To show that this is indeed true, we start with what we know about the metrics $d_X$ and $d_Y$

\begin{align*} d_X(x_1,x_3)\leq d_X(x_1,x_2)+d_X(x_2,x_3), \qquad d_Y(y_1,y_3)\leq d_Y(y_1,y_2)+d_Y(y_2,y_3). \end{align*}

Taking square and then adding the result leaves us with

\begin{align*} &d_X(x_1,x_3)^2+d_Y(y_1,y_3)^2\leq \\ &d_X(x_1,x_2)^2+d_X(x_2,x_3)^2+2d_X(x_1,x_2)d_X(x_2,x_3)+ \\ &d_Y(y_1,y_2)^2+d_Y(y_2,y_3)^2+2d_Y(y_1,y_2)d_Y(y_2,y_3), \\ \\ &d_X(x_1,x_3)^2+d_Y(y_1,y_3)^2\leq \\ &\big(d_X(x_1,x_2)^2+d_Y(y_1,y_2)^2\big)+\big(d_X(x_2,x_3)^2+d_Y(y_2,y_3)^2\big)+ \\ &2\big(d_X(x_1,x_2)d_X(x_2,x_3)+d_Y(y_1,y_2)d_Y(y_2,y_3)\big), \\ \end{align*}

Using the Cauchy-Schwarz Inequality for $n=2$, we observe that

\begin{align*} &d_X(x_1,x_2)d_X(x_2,x_3)+d_Y(y_1,y_2)d_Y(y_2,y_3)\leq \\ &\sqrt{d_X(x_1,x_2)^2+d_Y(y_1,y_2)^2}\sqrt{d_X(x_2,x_3)^2+d_Y(y_2,y_3)^2} \end{align*}

Combining the last two results gives us

\begin{align*} &d_X(x_1,x_3)^2+d_Y(y_1,y_3)^2\leq \\ &\Big(\sqrt{d_X(x_1,x_2)^2+d_Y(y_1,y_2)^2}\Big)^2+\Big(\sqrt{d_X(x_2,x_3)^2+d_Y(y_2,y_3)^2}\Big)^2+ \\ &2\sqrt{d_X(x_1,x_2)^2+d_Y(y_1,y_2)^2}\sqrt{d_X(x_2,x_3)^2+d_Y(y_2,y_3)^2}, \\ \\ &d_X(x_1,x_3)^2+d_Y(y_1,y_3)^2\leq \\ &\Big(\sqrt{d_X(x_1,x_2)^2+d_Y(y_1,y_2)^2}+\sqrt{d_X(x_2,x_3)^2+d_Y(y_2,y_3)^2}\Big)^2, \\ \\ &\sqrt{d_X(x_1,x_3)^2+d_Y(y_1,y_3)^2}\leq \\ &\sqrt{d_X(x_1,x_2)^2+d_Y(y_1,y_2)^2}+\sqrt{d_X(x_2,x_3)^2+d_Y(y_2,y_3)^2}. \end{align*}

This completes the proof.
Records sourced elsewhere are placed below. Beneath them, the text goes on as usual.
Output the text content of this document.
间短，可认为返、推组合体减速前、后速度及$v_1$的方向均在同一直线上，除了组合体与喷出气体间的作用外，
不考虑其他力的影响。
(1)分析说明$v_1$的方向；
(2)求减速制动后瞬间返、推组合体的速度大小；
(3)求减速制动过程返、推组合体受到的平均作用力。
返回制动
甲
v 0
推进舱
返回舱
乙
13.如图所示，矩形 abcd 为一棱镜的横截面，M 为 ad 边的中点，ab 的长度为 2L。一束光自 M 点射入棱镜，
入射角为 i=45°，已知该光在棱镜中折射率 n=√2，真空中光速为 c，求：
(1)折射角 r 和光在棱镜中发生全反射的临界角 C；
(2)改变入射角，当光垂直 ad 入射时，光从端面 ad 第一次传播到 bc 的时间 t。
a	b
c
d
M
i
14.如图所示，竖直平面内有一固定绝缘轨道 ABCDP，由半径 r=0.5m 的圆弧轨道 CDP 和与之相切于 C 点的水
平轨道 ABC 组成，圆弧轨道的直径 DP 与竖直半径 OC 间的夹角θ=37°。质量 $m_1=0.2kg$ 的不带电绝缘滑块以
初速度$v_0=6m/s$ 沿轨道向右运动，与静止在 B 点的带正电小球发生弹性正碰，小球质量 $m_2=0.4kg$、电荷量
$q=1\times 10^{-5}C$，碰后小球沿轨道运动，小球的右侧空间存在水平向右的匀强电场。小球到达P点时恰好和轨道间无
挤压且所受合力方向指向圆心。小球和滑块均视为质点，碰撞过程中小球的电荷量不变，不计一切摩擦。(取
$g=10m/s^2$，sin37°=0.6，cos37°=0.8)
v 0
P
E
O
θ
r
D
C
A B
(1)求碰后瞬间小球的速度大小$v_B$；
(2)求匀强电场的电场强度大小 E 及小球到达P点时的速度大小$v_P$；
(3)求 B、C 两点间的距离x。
You can use the same way to prove for the Cartesian product of $n$ metric spaces $M=X_1\times\dots \times X_n$. For this purpose, you can use mathematical induction or a direct approach by employing Cauchy-Schwarz for an arbitrary $n$.